U.S. Department of Labor officials encouraged employers to self-report potential wage-and-hour violations via the agency’s Payroll Audit Independent Determination program, calling it a “real big win” for both employers and employees during a virtual event Thursday.
PAID gives employees access to back wages and other remedies in an expedited manner that avoids litigation and enforcement, which also benefits employers, said Andrew Rogers, administrator of DOL’s Wage and Hour Division.
DOL announced the program had been reopened last July, allowing employers to resolve potential violations of the Fair Labor Standards Act as well as the Family and Medical Leave Act.
The latter law is a new addition to PAID not included within the scope of its first iteration. FMLA violations covered under the program include denial of FMLA leave; failure to return an employee to the same job or an equivalent job upon return from leave; and penalization of employees for using such leave.
The program also may weigh in on FMLA disputes surrounding an employee’s medical certification and whether the reason for a leave request qualifies for the law’s protections, among other examples.
DOL initially launched PAID during the first Trump administration as a pilot program to allow employers to audit their pay practices and self-report FLSA violations. The Biden administration shelved the program over criticism that it allowed employers to avoid litigation and penalties, instead directing organizations to DOL’s outreach and educational resources.
A 2019 HR Dive analysis showed that, slightly more than a year after its launch, PAID program participants paid more than $4 million in back wages to approximately 7,500 employees. Rogers said Thursday that the initial run of the program resulted in the recovery of $11 million in back wages total.

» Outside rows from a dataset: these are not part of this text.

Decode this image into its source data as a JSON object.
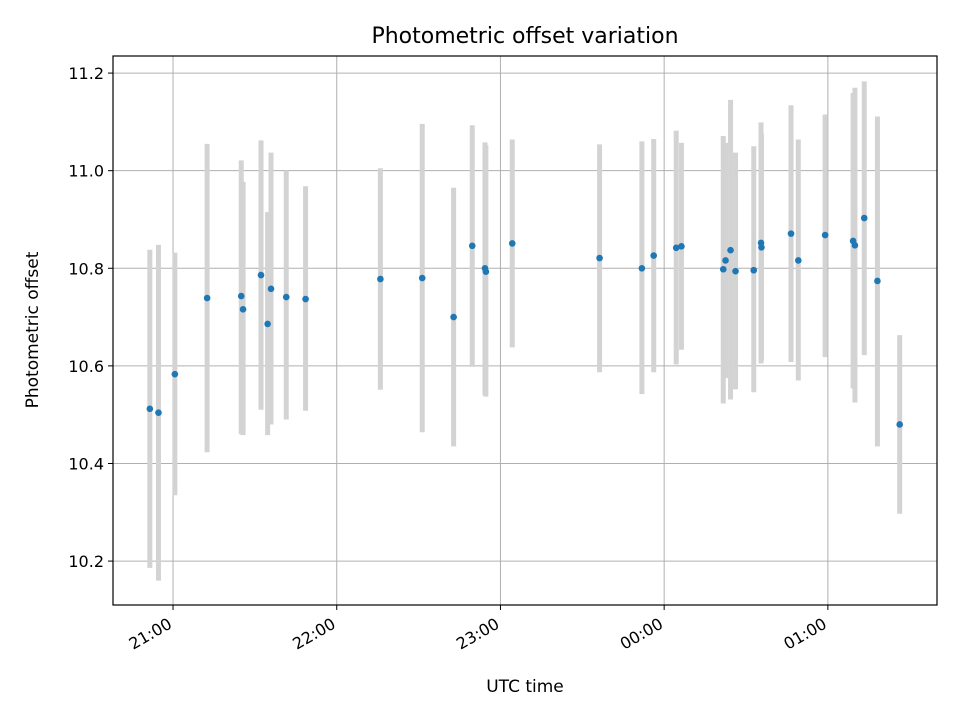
{
  "chart_data": {
    "type": "scatter",
    "title": "Photometric offset variation",
    "xlabel": "UTC time",
    "ylabel": "Photometric offset",
    "x_start": "2000-01-01T20:38",
    "x_end": "2000-01-02T01:40",
    "x_ticks": [
      {
        "t": "2000-01-01T21:00",
        "label": "21:00"
      },
      {
        "t": "2000-01-01T22:00",
        "label": "22:00"
      },
      {
        "t": "2000-01-01T23:00",
        "label": "23:00"
      },
      {
        "t": "2000-01-02T00:00",
        "label": "00:00"
      },
      {
        "t": "2000-01-02T01:00",
        "label": "01:00"
      }
    ],
    "y_ticks": [
      10.2,
      10.4,
      10.6,
      10.8,
      11.0,
      11.2
    ],
    "ylim": [
      10.11,
      11.235
    ],
    "grid": true,
    "marker_color": "#1f77b4",
    "errorbar_color": "#d3d3d3",
    "points": [
      {
        "t": "2000-01-01T20:51:30",
        "y": 10.512,
        "lo": 10.186,
        "hi": 10.838
      },
      {
        "t": "2000-01-01T20:54:40",
        "y": 10.504,
        "lo": 10.16,
        "hi": 10.848
      },
      {
        "t": "2000-01-01T21:00:40",
        "y": 10.583,
        "lo": 10.335,
        "hi": 10.832
      },
      {
        "t": "2000-01-01T21:12:30",
        "y": 10.739,
        "lo": 10.423,
        "hi": 11.055
      },
      {
        "t": "2000-01-01T21:25:00",
        "y": 10.743,
        "lo": 10.46,
        "hi": 11.021
      },
      {
        "t": "2000-01-01T21:25:40",
        "y": 10.716,
        "lo": 10.458,
        "hi": 10.977
      },
      {
        "t": "2000-01-01T21:32:15",
        "y": 10.786,
        "lo": 10.51,
        "hi": 11.062
      },
      {
        "t": "2000-01-01T21:34:40",
        "y": 10.686,
        "lo": 10.458,
        "hi": 10.915
      },
      {
        "t": "2000-01-01T21:35:55",
        "y": 10.758,
        "lo": 10.48,
        "hi": 11.037
      },
      {
        "t": "2000-01-01T21:41:30",
        "y": 10.741,
        "lo": 10.49,
        "hi": 11.0
      },
      {
        "t": "2000-01-01T21:48:35",
        "y": 10.737,
        "lo": 10.508,
        "hi": 10.968
      },
      {
        "t": "2000-01-01T22:16:00",
        "y": 10.778,
        "lo": 10.551,
        "hi": 11.005
      },
      {
        "t": "2000-01-01T22:31:20",
        "y": 10.78,
        "lo": 10.464,
        "hi": 11.096
      },
      {
        "t": "2000-01-01T22:42:50",
        "y": 10.7,
        "lo": 10.435,
        "hi": 10.965
      },
      {
        "t": "2000-01-01T22:49:40",
        "y": 10.846,
        "lo": 10.598,
        "hi": 11.093
      },
      {
        "t": "2000-01-01T22:54:20",
        "y": 10.8,
        "lo": 10.54,
        "hi": 11.058
      },
      {
        "t": "2000-01-01T22:54:40",
        "y": 10.793,
        "lo": 10.537,
        "hi": 11.052
      },
      {
        "t": "2000-01-01T23:04:20",
        "y": 10.851,
        "lo": 10.638,
        "hi": 11.064
      },
      {
        "t": "2000-01-01T23:36:20",
        "y": 10.821,
        "lo": 10.587,
        "hi": 11.054
      },
      {
        "t": "2000-01-01T23:51:50",
        "y": 10.8,
        "lo": 10.542,
        "hi": 11.06
      },
      {
        "t": "2000-01-01T23:56:10",
        "y": 10.826,
        "lo": 10.587,
        "hi": 11.065
      },
      {
        "t": "2000-01-02T00:04:25",
        "y": 10.842,
        "lo": 10.603,
        "hi": 11.082
      },
      {
        "t": "2000-01-02T00:06:20",
        "y": 10.845,
        "lo": 10.633,
        "hi": 11.057
      },
      {
        "t": "2000-01-02T00:21:40",
        "y": 10.798,
        "lo": 10.523,
        "hi": 11.071
      },
      {
        "t": "2000-01-02T00:22:30",
        "y": 10.816,
        "lo": 10.575,
        "hi": 11.057
      },
      {
        "t": "2000-01-02T00:24:20",
        "y": 10.837,
        "lo": 10.531,
        "hi": 11.145
      },
      {
        "t": "2000-01-02T00:26:10",
        "y": 10.794,
        "lo": 10.552,
        "hi": 11.037
      },
      {
        "t": "2000-01-02T00:32:50",
        "y": 10.796,
        "lo": 10.546,
        "hi": 11.05
      },
      {
        "t": "2000-01-02T00:35:30",
        "y": 10.852,
        "lo": 10.605,
        "hi": 11.099
      },
      {
        "t": "2000-01-02T00:35:40",
        "y": 10.843,
        "lo": 10.61,
        "hi": 11.075
      },
      {
        "t": "2000-01-02T00:46:30",
        "y": 10.871,
        "lo": 10.608,
        "hi": 11.134
      },
      {
        "t": "2000-01-02T00:49:10",
        "y": 10.816,
        "lo": 10.57,
        "hi": 11.064
      },
      {
        "t": "2000-01-02T00:59:00",
        "y": 10.868,
        "lo": 10.618,
        "hi": 11.115
      },
      {
        "t": "2000-01-02T01:09:15",
        "y": 10.856,
        "lo": 10.554,
        "hi": 11.159
      },
      {
        "t": "2000-01-02T01:09:55",
        "y": 10.847,
        "lo": 10.525,
        "hi": 11.17
      },
      {
        "t": "2000-01-02T01:13:20",
        "y": 10.903,
        "lo": 10.622,
        "hi": 11.183
      },
      {
        "t": "2000-01-02T01:18:10",
        "y": 10.774,
        "lo": 10.435,
        "hi": 11.111
      },
      {
        "t": "2000-01-02T01:26:20",
        "y": 10.48,
        "lo": 10.297,
        "hi": 10.663
      }
    ]
  }
}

PAID helps bring employers into compliance in a way that encourages them to resolve wage-and-hour issues instead of ignoring them or hoping they’ll go away, Rogers added. “It’s certainly showing in the early numbers that that value is continuing as we move forward from the relaunch,” he said.
Other benefits include the fact that under the FLSA, employers cannot be released from claims via private releases or agreements with employees as they can under other laws, said Kimberly Avery, regional director of enforcement at DOL.
“Only FLSA violations resolved through the courts or through the [DOL] offer a binding release, and this bars employees from further action on the same issue,” Avery said. “Resolutions achieved through the PAID program, since they are overseen by [DOL], offer employers these protections.”
The program is not open to employers under investigation for related issues or that are currently in litigation or arbitration that began before the employer applied for PAID. PAID also cannot be used to repeatedly resolve the same infractions, Avery said, and DOL can decline to accept an employer into the program.
Employees are not obligated to accept payments or remedies offered, according to DOL guidance. Avery also noted that, should employers pay back wages to employees before DOL reviews and assesses those owed wages, those employees have not waived their right to pursue private litigation for potential violations.
Some management-side attorneys have expressed concern that participation in the program could open employers up to state law claims or that a denied request to participate could draw attention to potential violations. DOL, for its part, however, said that a denied request will not serve as a basis for future investigation of a participating employer by DOL “unless Wage and Hour has a reason to believe that health or safety are at risk,” according to Troy Mouton, director of the Wage and Hour Division’s New Orleans district office.